Likewise, “how do you sleep?” is one of those 9-minute slow burners that begins with tribal drums, gives way to pulsing beats and effected guitar nearly identical to the early work of Foals, and finally ends with Asian-inspired guitar plucks reminiscent of Siouxsie and the Banshees’ “Hong Kong Garden.” On the track, Murphy moans that he can’t feel, hear, see, or handle his own “impermanence [..] standing on the shore.” Yet, on the record’s final track “black screen,” Murphy practically submits to the dream-like, unreal state of the whole album. Through dreamy-sweet pop synths and floaty vocals, he embraces the escapism of dreaming as he sings, repeating, “You could be anywhere / On the black screen.”

LCD are strongest when they lean into their bread-and-butter electronic strengths while broaching fresh themes backed by real emotion. And all that is here on american dream.
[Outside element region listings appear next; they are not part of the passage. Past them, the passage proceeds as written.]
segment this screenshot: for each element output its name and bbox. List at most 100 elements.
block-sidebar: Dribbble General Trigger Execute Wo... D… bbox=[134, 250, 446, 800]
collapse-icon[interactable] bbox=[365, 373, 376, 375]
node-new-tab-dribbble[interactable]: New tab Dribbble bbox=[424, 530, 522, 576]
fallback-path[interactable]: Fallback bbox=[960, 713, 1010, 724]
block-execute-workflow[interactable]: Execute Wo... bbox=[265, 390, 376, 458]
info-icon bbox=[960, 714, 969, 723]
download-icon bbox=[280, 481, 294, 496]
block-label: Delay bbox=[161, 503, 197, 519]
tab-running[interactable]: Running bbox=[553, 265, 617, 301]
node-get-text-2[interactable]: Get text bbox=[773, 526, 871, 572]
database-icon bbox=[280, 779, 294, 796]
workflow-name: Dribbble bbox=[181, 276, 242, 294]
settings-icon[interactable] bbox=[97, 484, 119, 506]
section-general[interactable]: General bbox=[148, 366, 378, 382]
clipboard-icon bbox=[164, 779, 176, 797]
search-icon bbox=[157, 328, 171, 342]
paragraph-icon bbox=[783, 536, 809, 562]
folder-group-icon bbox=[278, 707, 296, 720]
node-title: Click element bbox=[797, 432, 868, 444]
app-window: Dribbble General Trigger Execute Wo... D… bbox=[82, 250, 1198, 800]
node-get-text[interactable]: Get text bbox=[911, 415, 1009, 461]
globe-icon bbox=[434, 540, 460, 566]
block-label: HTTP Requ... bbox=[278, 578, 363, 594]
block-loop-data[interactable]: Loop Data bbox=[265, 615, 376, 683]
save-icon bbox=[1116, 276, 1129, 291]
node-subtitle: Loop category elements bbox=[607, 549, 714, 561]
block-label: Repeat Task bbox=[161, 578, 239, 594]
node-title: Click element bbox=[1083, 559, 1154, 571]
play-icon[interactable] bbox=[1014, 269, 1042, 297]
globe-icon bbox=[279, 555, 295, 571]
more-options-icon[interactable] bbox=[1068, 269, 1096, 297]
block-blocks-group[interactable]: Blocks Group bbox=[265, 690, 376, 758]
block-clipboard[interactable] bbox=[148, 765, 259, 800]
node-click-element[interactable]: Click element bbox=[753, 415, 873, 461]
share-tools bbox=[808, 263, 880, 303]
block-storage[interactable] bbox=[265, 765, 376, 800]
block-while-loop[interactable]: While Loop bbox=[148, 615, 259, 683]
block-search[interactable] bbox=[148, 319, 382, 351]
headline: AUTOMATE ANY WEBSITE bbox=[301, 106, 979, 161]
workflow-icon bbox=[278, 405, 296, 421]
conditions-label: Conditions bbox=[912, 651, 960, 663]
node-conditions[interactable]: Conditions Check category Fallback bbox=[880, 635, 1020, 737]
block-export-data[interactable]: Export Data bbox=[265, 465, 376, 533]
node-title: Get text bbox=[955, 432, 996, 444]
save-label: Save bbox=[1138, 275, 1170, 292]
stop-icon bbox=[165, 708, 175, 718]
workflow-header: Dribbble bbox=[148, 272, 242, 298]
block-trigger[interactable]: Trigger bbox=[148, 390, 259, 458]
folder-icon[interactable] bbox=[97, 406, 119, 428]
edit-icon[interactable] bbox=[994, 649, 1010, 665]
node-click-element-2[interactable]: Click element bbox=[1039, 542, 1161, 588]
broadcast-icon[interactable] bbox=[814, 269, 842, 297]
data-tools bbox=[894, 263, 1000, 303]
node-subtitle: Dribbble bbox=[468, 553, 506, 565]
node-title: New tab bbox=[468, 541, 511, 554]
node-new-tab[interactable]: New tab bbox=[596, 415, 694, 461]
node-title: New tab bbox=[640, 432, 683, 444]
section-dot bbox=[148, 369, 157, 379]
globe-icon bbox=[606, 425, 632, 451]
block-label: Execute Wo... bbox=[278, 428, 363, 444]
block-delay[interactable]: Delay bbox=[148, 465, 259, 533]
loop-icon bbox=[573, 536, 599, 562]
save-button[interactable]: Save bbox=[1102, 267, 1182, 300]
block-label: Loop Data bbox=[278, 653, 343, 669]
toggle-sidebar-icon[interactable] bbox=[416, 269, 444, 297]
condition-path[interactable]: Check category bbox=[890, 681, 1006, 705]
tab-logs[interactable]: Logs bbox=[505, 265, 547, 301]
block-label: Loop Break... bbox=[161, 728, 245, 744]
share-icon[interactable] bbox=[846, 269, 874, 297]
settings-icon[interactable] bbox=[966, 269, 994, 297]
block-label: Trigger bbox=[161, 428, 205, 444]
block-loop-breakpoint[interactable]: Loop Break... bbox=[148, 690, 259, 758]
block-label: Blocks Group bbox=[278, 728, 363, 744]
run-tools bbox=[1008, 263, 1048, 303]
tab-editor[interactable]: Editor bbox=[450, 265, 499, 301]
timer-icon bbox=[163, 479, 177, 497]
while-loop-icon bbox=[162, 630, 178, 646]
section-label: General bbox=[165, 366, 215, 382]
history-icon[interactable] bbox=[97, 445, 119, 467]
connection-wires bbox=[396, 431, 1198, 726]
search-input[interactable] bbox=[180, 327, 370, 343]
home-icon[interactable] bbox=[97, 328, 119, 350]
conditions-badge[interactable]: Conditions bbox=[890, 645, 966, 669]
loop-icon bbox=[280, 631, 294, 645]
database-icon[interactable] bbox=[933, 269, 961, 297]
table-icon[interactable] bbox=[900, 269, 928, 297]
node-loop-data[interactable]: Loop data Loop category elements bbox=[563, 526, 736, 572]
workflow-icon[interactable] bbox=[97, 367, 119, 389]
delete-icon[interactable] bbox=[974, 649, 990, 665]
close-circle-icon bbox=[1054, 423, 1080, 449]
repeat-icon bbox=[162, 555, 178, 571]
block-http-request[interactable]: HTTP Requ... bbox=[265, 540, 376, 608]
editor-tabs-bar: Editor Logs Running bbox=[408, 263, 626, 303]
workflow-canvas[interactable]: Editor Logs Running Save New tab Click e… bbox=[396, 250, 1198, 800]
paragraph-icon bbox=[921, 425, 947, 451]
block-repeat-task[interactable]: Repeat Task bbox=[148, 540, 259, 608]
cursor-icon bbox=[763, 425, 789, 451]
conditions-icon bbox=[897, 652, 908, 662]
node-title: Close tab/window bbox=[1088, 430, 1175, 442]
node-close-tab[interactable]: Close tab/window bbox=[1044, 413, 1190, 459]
It’s flurries of disco drum beats, gritty but not indulgent guitars, and classic talk-singing vocals that sound like Murphy is nearing tears while dancing in the club.

Most interestingly, it’s clear we’re meant to the take the title literally – it is art based on the concept that we’re all living in a dream too bogged down by our society’s own shit to wake up. And even though Murphy might consider this dream more of a nightmare, we should be so lucky to be invited to dance through it.